Plants have 3 tissue types:
1) Dermal Dermal tissue covers the outer surface of herbaceous plants. Dermal tissue is composed of epidermal cells, closely packed cells that secrete a waxy cuticle that aids in the prevention of water loss.
2) Ground The ground tissue comprises the bulk of the primary plant body. Parenchyma, collenchyma, and sclerenchyma cells are common in the ground tissue.
3) Vascular Vascular tissue transports food, water, hormones and minerals within the plant. Vascular tissue includes xylem, phloem, parenchyma, and cambium cells.
Plant cell types are formed by mitosis (cell division) from a meristem (a region of localised mitosis.) Meristems may be at the tip of the shoot or root (a type known as the apical meristem) or in cylinders extending nearly the length of the plant.
We will look at ground tissue as an example:
There are three types of plant cells in ground tissue:
parenchyma: a general plant cell type, function in storage, photosynthesis, and make up the bulk of ground and vascular tissues, including spongy mesophyll (really spongy parnechyma found in the mesophyll tissue) and palisade mesophyll (palisade parenchyma, also found in the leaf mesophyll tissue.) Parenchyma cells also occur within the xylem and phloem of vascular bundles.
collenchyma: support tissue of living long cells with thick deposits of cellulose in their cell walls. They are polygon shaped when cut across (cross-section.)
sclerenchyma: mature sclerenchyma cells are usually dead cells that have heavily thickened secondary walls containing lignin. The cells are rigid and nonstretchable and are usually found in nongrowing regions of plant bodies, such as the bark or mature stems.

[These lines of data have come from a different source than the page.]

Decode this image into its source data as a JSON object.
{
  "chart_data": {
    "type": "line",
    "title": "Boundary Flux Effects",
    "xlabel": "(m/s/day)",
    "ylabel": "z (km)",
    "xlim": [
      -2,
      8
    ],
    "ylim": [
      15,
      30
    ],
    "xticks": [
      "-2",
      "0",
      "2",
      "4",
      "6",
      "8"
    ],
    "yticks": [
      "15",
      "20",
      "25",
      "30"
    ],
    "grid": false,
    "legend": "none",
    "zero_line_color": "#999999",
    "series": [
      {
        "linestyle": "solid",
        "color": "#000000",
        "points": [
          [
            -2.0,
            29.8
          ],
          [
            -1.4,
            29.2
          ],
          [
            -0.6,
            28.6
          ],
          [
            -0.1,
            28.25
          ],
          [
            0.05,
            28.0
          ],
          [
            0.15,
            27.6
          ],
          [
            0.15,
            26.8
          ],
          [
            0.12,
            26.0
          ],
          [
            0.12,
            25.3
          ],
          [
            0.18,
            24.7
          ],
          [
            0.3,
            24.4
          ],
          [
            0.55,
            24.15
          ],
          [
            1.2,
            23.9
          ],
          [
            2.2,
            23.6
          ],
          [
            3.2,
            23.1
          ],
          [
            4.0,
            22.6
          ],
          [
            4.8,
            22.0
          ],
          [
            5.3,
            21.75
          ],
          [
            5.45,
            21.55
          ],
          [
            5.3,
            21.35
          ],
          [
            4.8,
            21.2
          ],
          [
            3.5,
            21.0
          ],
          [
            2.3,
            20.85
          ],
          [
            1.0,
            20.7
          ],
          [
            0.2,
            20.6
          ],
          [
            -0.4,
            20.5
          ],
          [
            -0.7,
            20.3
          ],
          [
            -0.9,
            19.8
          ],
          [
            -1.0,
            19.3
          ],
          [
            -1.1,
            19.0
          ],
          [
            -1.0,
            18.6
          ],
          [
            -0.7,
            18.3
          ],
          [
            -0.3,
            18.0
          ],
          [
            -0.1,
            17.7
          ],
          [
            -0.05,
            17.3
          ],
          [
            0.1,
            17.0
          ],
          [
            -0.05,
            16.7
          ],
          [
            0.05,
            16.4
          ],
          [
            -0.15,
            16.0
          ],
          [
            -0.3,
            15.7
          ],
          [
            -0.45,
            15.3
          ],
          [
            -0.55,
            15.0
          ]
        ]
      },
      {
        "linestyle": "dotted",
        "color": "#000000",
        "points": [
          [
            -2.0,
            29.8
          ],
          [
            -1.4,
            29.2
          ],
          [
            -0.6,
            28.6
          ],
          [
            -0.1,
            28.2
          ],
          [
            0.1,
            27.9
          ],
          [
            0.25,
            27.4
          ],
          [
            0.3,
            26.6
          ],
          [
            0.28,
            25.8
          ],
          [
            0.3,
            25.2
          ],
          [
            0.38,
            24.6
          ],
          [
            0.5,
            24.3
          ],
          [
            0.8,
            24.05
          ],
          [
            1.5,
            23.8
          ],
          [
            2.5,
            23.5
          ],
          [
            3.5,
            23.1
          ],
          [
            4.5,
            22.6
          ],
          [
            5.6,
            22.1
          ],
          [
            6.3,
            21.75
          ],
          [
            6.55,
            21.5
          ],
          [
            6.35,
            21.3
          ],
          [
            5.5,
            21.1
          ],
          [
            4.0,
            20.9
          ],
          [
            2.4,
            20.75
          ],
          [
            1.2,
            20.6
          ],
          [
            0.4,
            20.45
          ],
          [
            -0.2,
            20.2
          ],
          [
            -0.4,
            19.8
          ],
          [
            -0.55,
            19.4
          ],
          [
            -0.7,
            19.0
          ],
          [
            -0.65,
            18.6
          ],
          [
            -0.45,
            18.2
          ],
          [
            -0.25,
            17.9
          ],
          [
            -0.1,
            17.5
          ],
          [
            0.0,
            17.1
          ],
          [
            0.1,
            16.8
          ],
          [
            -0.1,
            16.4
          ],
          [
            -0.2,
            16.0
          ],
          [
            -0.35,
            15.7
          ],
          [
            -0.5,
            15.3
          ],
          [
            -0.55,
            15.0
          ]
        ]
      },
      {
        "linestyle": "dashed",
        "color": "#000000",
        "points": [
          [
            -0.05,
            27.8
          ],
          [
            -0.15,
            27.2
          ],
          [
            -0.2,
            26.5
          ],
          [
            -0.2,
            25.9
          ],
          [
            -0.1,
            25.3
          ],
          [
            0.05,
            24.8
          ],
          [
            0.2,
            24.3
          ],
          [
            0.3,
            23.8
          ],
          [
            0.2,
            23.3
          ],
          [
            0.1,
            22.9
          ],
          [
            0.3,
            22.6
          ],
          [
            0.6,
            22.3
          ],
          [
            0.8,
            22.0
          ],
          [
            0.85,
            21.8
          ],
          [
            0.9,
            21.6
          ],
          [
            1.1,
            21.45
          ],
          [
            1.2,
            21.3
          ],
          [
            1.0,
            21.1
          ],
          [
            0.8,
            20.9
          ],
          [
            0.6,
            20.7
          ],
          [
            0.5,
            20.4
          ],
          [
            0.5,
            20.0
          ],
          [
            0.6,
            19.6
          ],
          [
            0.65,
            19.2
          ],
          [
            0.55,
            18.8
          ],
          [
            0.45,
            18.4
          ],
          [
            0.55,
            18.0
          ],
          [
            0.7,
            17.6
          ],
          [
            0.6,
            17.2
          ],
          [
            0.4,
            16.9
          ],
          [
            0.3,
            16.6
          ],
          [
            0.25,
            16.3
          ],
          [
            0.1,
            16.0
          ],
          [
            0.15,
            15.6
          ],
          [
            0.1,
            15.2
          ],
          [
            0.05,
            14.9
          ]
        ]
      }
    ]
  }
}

Three types of plant cells shown in their respective tissues
Tissues in which they occur.
1.3 justify the hierarchical structural organisation of organelles, cells, tissues, organs, systems and organisms
A hierarchical structural organisation of multicellular organisms enables organisms to function, and to function efficiently. Individual cells are limited in size by the surface area/volume ratio, so for multicellular organisms they form smaller collections of the same cell = tissue. Different tissues can cooperate with each other to perform the same function = organ, and similarly different organs cooperate to achieve the same outcome = systems. Systems working together allow the organism to carry out processes necessary for it to remain alive.